Forward overnight Eonia rates, which trade just a few basis points above the ECB's 0.25 percent deposit facility rate across the 2012 strip, have less room to fall, analysts say. A cut in the deposit facility rate is unlikely as it would ham the ECB's ability to sterilise its government bond purchases."Even if there is no impact on Eonia from a rate cut, the fact that the refi rate could be lowered will help the banking system because most of the funding is now driven by the ECB rate," BNP Paribas interest rate strategist Patrick Jacq said."Funding for banks is highly driven by the ECB."
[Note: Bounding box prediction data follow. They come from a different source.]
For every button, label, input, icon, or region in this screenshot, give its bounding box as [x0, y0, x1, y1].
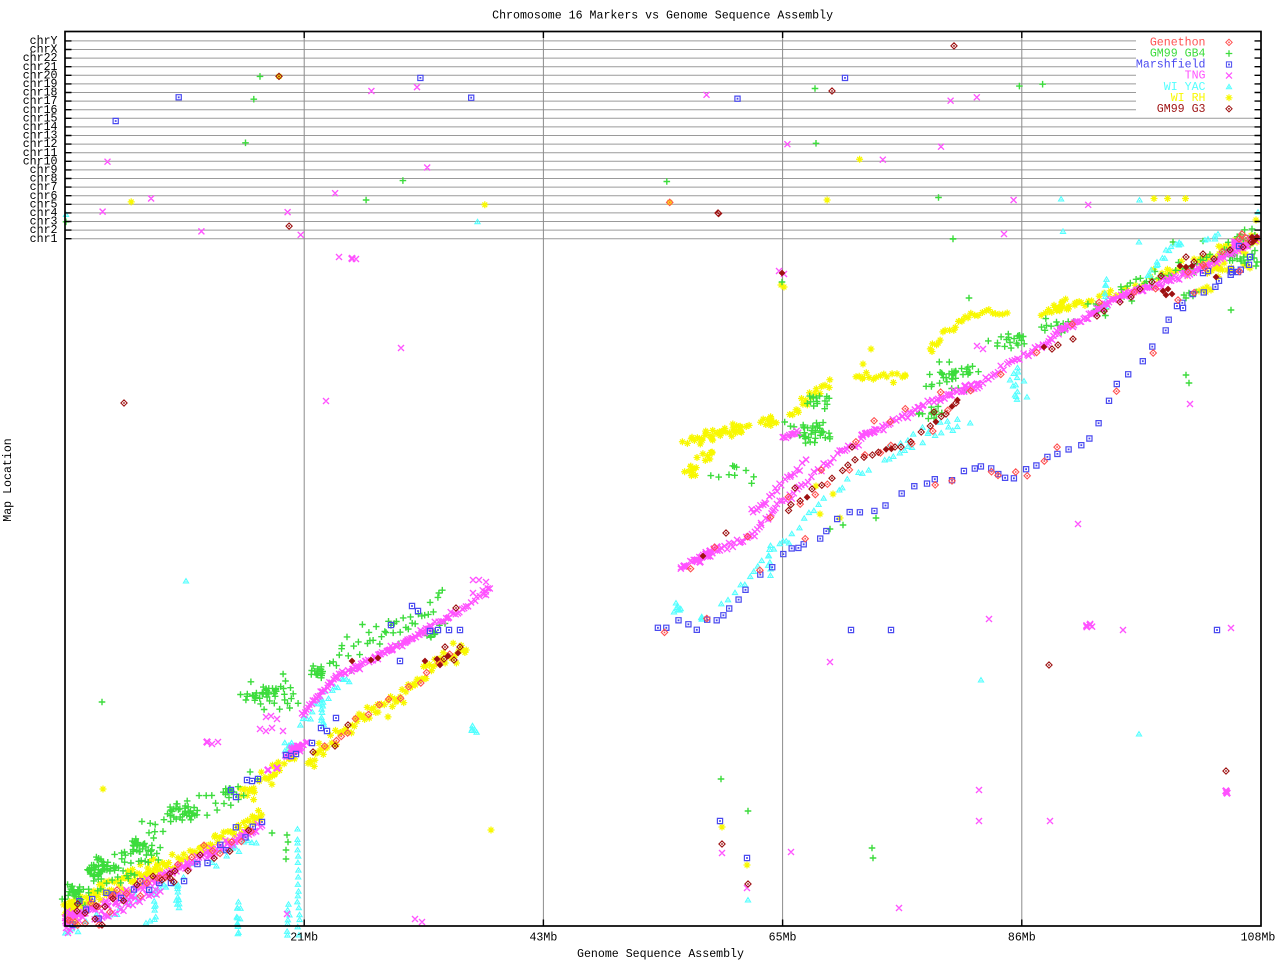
- svg-text:TNG: TNG: [1185, 70, 1206, 83]
- svg-text:chr15: chr15: [23, 112, 58, 125]
- svg-text:chr5: chr5: [30, 198, 58, 211]
- svg-text:chr8: chr8: [30, 173, 58, 186]
- svg-text:chr3: chr3: [30, 216, 58, 229]
- svg-text:65Mb: 65Mb: [769, 932, 797, 945]
- svg-text:86Mb: 86Mb: [1008, 932, 1036, 945]
- svg-text:chr20: chr20: [23, 69, 58, 82]
- svg-text:chr21: chr21: [23, 61, 58, 74]
- svg-text:chr11: chr11: [23, 147, 58, 160]
- svg-text:chr6: chr6: [30, 190, 58, 203]
- svg-text:GM99 GB4: GM99 GB4: [1150, 48, 1206, 61]
- svg-text:108Mb: 108Mb: [1241, 932, 1276, 945]
- svg-text:chr4: chr4: [30, 207, 58, 220]
- svg-text:Marshfield: Marshfield: [1136, 59, 1206, 72]
- svg-text:chr12: chr12: [23, 138, 58, 151]
- svg-text:WI RH: WI RH: [1171, 92, 1206, 105]
- svg-text:21Mb: 21Mb: [290, 932, 318, 945]
- svg-text:chr2: chr2: [30, 224, 58, 237]
- svg-text:Chromosome 16 Markers vs Genom: Chromosome 16 Markers vs Genome Sequence…: [492, 10, 833, 23]
- svg-text:Genethon: Genethon: [1150, 37, 1206, 50]
- svg-text:chr9: chr9: [30, 164, 58, 177]
- svg-text:Map Location: Map Location: [2, 438, 15, 522]
- svg-text:Genome Sequence Assembly: Genome Sequence Assembly: [577, 948, 744, 960]
- svg-text:chrX: chrX: [30, 44, 58, 57]
- svg-text:chr14: chr14: [23, 121, 58, 134]
- svg-text:chr22: chr22: [23, 52, 58, 65]
- svg-text:chr19: chr19: [23, 78, 58, 91]
- svg-text:chr16: chr16: [23, 104, 58, 117]
- svg-text:43Mb: 43Mb: [529, 932, 557, 945]
- svg-text:chr10: chr10: [23, 155, 58, 168]
- svg-text:chr1: chr1: [30, 233, 58, 246]
- svg-text:chr18: chr18: [23, 87, 58, 100]
- svg-text:chr17: chr17: [23, 95, 58, 108]
- svg-text:WI YAC: WI YAC: [1164, 81, 1206, 94]
- svg-text:chr13: chr13: [23, 130, 58, 143]
- svg-text:chrY: chrY: [30, 35, 58, 48]
- svg-text:chr7: chr7: [30, 181, 58, 194]
- svg-text:GM99 G3: GM99 G3: [1157, 103, 1206, 116]
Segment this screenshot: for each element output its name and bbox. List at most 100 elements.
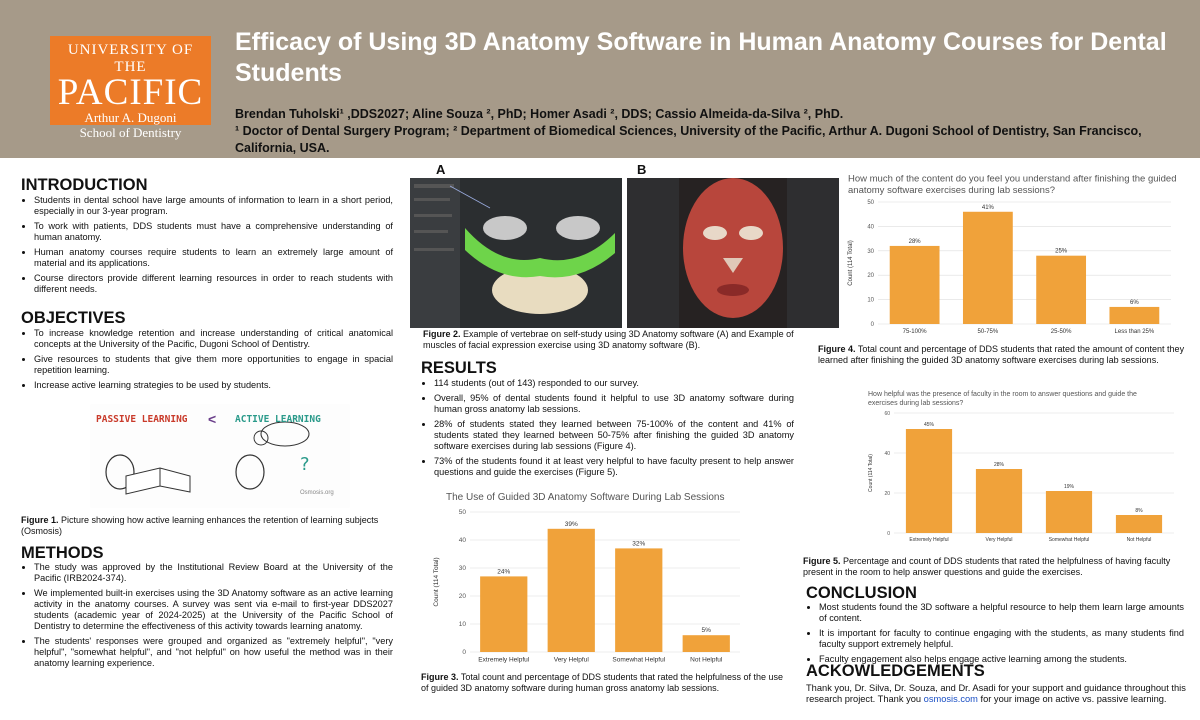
- list-item: Overall, 95% of dental students found it…: [434, 393, 794, 415]
- bar-data-label: 8%: [1135, 508, 1143, 514]
- bar: [480, 576, 528, 652]
- list-item: The study was approved by the Institutio…: [34, 562, 393, 584]
- x-tick-label: Not Helpful: [1127, 537, 1152, 543]
- author-list: Brendan Tuholski¹ ,DDS2027; Aline Souza …: [235, 107, 844, 121]
- y-tick-label: 0: [462, 649, 466, 656]
- y-tick-label: 40: [867, 224, 874, 230]
- bar: [682, 635, 730, 652]
- list-item: It is important for faculty to continue …: [819, 628, 1184, 650]
- acknowledgements-heading: ACKOWLEDGEMENTS: [806, 662, 985, 680]
- intro-heading: INTRODUCTION: [21, 176, 148, 194]
- figure2-label: Figure 2.: [423, 329, 461, 339]
- list-item: Course directors provide different learn…: [34, 273, 393, 295]
- face-muscle-render: [627, 178, 839, 328]
- figure4-bar-chart: How much of the content do you feel you …: [848, 174, 1177, 336]
- bar-data-label: 24%: [497, 568, 510, 575]
- x-tick-label: Somewhat Helpful: [1049, 537, 1090, 543]
- figure5-caption-text: Percentage and count of DDS students tha…: [803, 556, 1171, 577]
- y-axis-label: Count (114 Total): [848, 240, 854, 285]
- figure1-label: Figure 1.: [21, 515, 59, 525]
- figure3-bar-chart: The Use of Guided 3D Anatomy Software Du…: [433, 492, 740, 664]
- y-tick-label: 10: [867, 298, 874, 304]
- list-item: The students' responses were grouped and…: [34, 636, 393, 669]
- x-tick-label: 50-75%: [978, 329, 999, 335]
- bar: [1109, 306, 1160, 324]
- y-tick-label: 50: [867, 200, 874, 206]
- authors-block: Brendan Tuholski¹ ,DDS2027; Aline Souza …: [235, 106, 1175, 157]
- y-tick-label: 60: [884, 411, 890, 417]
- x-tick-label: Extremely Helpful: [478, 657, 529, 664]
- figure4-caption: Figure 4. Total count and percentage of …: [818, 344, 1186, 366]
- figure1-caption-text: Picture showing how active learning enha…: [21, 515, 379, 536]
- y-tick-label: 30: [459, 565, 467, 572]
- passive-label: PASSIVE LEARNING: [96, 414, 188, 425]
- x-tick-label: Less than 25%: [1115, 329, 1155, 335]
- figure3-caption-text: Total count and percentage of DDS studen…: [421, 672, 784, 693]
- figure-label-b: B: [637, 162, 647, 177]
- less-than-symbol: <: [208, 411, 217, 427]
- x-tick-label: Very Helpful: [986, 537, 1013, 543]
- logo-line3: Arthur A. Dugoni: [84, 110, 177, 125]
- bar: [1045, 491, 1093, 533]
- figure1-caption: Figure 1. Picture showing how active lea…: [21, 515, 399, 537]
- results-heading: RESULTS: [421, 359, 497, 377]
- bar-data-label: 41%: [982, 205, 995, 211]
- university-logo: UNIVERSITY OF THE PACIFIC Arthur A. Dugo…: [50, 36, 211, 140]
- y-axis-label: Count (114 Total): [868, 454, 874, 492]
- figure3-caption: Figure 3. Total count and percentage of …: [421, 672, 793, 694]
- bar-data-label: 32%: [632, 540, 645, 547]
- methods-list: The study was approved by the Institutio…: [21, 562, 393, 673]
- affiliations: ¹ Doctor of Dental Surgery Program; ² De…: [235, 124, 1142, 155]
- bar-data-label: 28%: [909, 239, 922, 245]
- bar: [975, 469, 1023, 533]
- svg-text:?: ?: [300, 454, 310, 475]
- y-tick-label: 0: [887, 531, 890, 537]
- y-tick-label: 20: [884, 491, 890, 497]
- sketch-illustration: ?: [105, 421, 310, 495]
- y-tick-label: 20: [867, 273, 874, 279]
- chart-title-line: anatomy software exercises during lab se…: [848, 185, 1055, 196]
- figure3-label: Figure 3.: [421, 672, 459, 682]
- objectives-heading: OBJECTIVES: [21, 309, 126, 327]
- figure4-caption-text: Total count and percentage of DDS studen…: [818, 344, 1185, 365]
- osmosis-link[interactable]: osmosis.com: [923, 694, 978, 704]
- bar-data-label: 39%: [565, 521, 578, 528]
- bar-data-label: 6%: [1130, 300, 1139, 306]
- ack-text-part2: for your image on active vs. passive lea…: [977, 694, 1167, 704]
- list-item: Give resources to students that give the…: [34, 354, 393, 376]
- x-tick-label: Extremely Helpful: [909, 537, 948, 543]
- acknowledgements-text: Thank you, Dr. Silva, Dr. Souza, and Dr.…: [806, 683, 1186, 705]
- bar: [547, 528, 595, 652]
- y-tick-label: 20: [459, 593, 467, 600]
- bar-data-label: 45%: [924, 422, 935, 428]
- figure5-label: Figure 5.: [803, 556, 841, 566]
- y-tick-label: 30: [867, 249, 874, 255]
- bar: [889, 245, 940, 324]
- bar: [615, 548, 663, 652]
- objectives-list: To increase knowledge retention and incr…: [21, 328, 393, 395]
- bar-data-label: 19%: [1064, 484, 1075, 490]
- y-tick-label: 10: [459, 621, 467, 628]
- bar: [905, 429, 953, 533]
- poster-header: UNIVERSITY OF THE PACIFIC Arthur A. Dugo…: [0, 0, 1200, 158]
- y-tick-label: 50: [459, 509, 467, 516]
- bar: [1036, 255, 1087, 324]
- conclusion-list: Most students found the 3D software a he…: [806, 602, 1184, 669]
- ack-text-part1: Thank you, Dr. Silva, Dr. Souza, and Dr.…: [806, 683, 1186, 704]
- bar-data-label: 25%: [1055, 249, 1068, 255]
- vertebra-3d-screenshot: [410, 178, 622, 328]
- list-item: Students in dental school have large amo…: [34, 195, 393, 217]
- chart-title-line: How helpful was the presence of faculty …: [868, 391, 1137, 398]
- logo-line4: School of Dentistry: [79, 125, 182, 140]
- y-axis-label: Count (114 Total): [433, 557, 440, 606]
- list-item: Human anatomy courses require students t…: [34, 247, 393, 269]
- x-tick-label: Not Helpful: [690, 657, 723, 664]
- methods-heading: METHODS: [21, 544, 104, 562]
- bar: [962, 211, 1013, 324]
- conclusion-heading: CONCLUSION: [806, 584, 917, 602]
- list-item: To work with patients, DDS students must…: [34, 221, 393, 243]
- x-tick-label: 75-100%: [903, 329, 928, 335]
- bar: [1115, 515, 1163, 533]
- list-item: Increase active learning strategies to b…: [34, 380, 393, 391]
- figure5-bar-chart: How helpful was the presence of faculty …: [868, 391, 1174, 543]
ECB TAKES IT ALL Overnight deposits at the ECB climbed a new record high of 464 billion euros on Monday as banks preferred to park their cash with the central bank rather than lend to other banks. That is unlikely to change in the near term, especially as worries over the sovereign debt crisis and what impact it could have on banks are bound to intensify as Italy and Spain begin their tricky 2012 funding quest this week. In fact, deposits at the ECB could rise even further."Starting next week with the first reserve period of the year, reserve requirements will decline by more than 100 billion euros so excess liquidity will increase further and the use of the deposit facility will break the current record," Jacq said. Further highlighting the stress in interbank markets, data showed funding from the European Central Bank to Italian banks rose sharply to nearly 210 billion euros in December from 153.2 billion euros at the end of November. Money market investors outside the banking sector are avoiding banks, preferring to pay a fee to keep their cash in instruments deemed safer than bank deposits. Germany sold 3.9 billion euros of six-month treasury bills on Monday at a yield of minus 0.0122 percent.